A Photo Teacher |

Fotografías Diarias | Everyday Photographs

Posted in USD-Guad | ART 353V by Paul Turounet on May 15, 2010

© William Eggleston, from William Eggleston’s Guide; Joel Sternfeld, from On This Site; Todd Hido, from House HuntingNan Goldin, from The Ballad of Sexual Dependency; Christian Patterson, from Sound Effects (clockwise from left to right)


As proposed by John Szarkowski, “for the photographer who demanded formal rigor from his pictures, color was an enormous complication of a problem already cruelly difficult…after a period of frustrating experimentation, decided that since black and white had been good enough for David Octavius Hill, Brady and Stieglitz, it was good enough for them.”  Over the last three decades or so, art has become increasingly photographic, particularly with the use of color materials.  Previously, the self-conscious art photography had focused on the mechanism of the camera to the photographer’s own ‘poetics of seeing,’ and the formal qualities of aesthetics with the use of monochromatic materials.

In 1976, William Eggleston’s exhibition at the Museum of Modern Art in New York marked the first occasion for the museum to display color photographs as an art.  Seventy-five images were selected from a group of 375 taken around Eggleston’s home in Memphis.  While his work shared with conceptual art a focus on the everyday, Eggleston’s images showed an affection for image making that was out of step with both the critical climate of the time and the traditions of monochrome art photography. While utilizing the popular culture strategies of commonplace everyday experience and the domestic that one would be familiar with in the family album, Eggleston’s photographs proposed a ‘fiction’ of experience.  These were pictures that one might see in any family album, but rather, he had taken this private experience and made it public.

During this time other photographers explored the vernacular scene, including Stephen Shore (American Surfaces and Uncommon Places), who at the age of 14 had already sold some of his color prints to the Metropolitan Museum of Art in New York.  Like Eggleston, Shore was also interested in the American vernacular scene, but exploring a public space as opposed to Eggleston’s seemingly private experience.  Initially utilizing a point and shoot camera and then an 8 x 10 camera with color negative film, Shore traveled across the United States photographing urban and rural moments, shopping malls, places where he stayed and ate as well as people he would meet along the way.

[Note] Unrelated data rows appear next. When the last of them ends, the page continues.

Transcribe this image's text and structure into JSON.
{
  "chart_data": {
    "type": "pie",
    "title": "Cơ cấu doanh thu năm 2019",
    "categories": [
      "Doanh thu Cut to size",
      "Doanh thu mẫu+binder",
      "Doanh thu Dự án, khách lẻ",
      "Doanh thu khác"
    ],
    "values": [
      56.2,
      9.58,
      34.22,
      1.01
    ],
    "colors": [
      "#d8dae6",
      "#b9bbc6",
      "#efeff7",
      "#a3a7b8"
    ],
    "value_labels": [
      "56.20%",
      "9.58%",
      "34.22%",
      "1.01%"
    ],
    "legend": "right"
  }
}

In considering color, “not as a separate issue to be solved in isolation,” it might be suggested you develop your visual vocabulary with a “more natural and ambitious spirit where blue and the sky are one thing.”  Consider color not only as a means of description that further contributes and articulates photographic meaning, but also how light, and more specifically, the color of light suggests psychological and emotive possibilities.



Shoot color photographic images (analog | color negative or transparency and/or digital | RAW and/or on the highest quality resolution setting on a variety of white balance settings) to reveal your interpretation of the vernacular scene and where you live.  In contemplating and experiencing the vernacular scene and where you live, such conceptual possibilities could include the vernacular private experience as if we’re secretly looking at a visual diary of one’s private revelations, the public vernacular of the everyday experience and/or within the metaphorical context of a conceptual space and place where you live to photograph.

Give particular attention to utilizing the camera and an understanding of the following:

  • Color as Description
  • Color of Light



For the critique (see Calendar for Due Date) and evaluation, please complete the following:

Minimum of 6 Digital Kiosk Machine Prints (6″ x 8″ or 8″ x 10″ in scale) reflecting your interpretation of each of the following lighting conditions.  On the back of each print, write-down the type of lighting condition.

  • minimum of 2 (two) critique prints reflecting your interpretation of Daylight | Natural Lighting
  • minimum of 2 (two) critique prints reflecting your interpretation of Incandescent | Tungsten | Fluorescent Lighting
  • minimum of 2 (two) critique prints reflecting your interpretation of Mixed Lighting (combination of Daylight, Incandescent, Tungsten, and/or Fluorescent Lighting) | Night Lighting | Flash

Turn-in the critique prints along with the remaining prints made in a manila envelope for evaluation and feedback.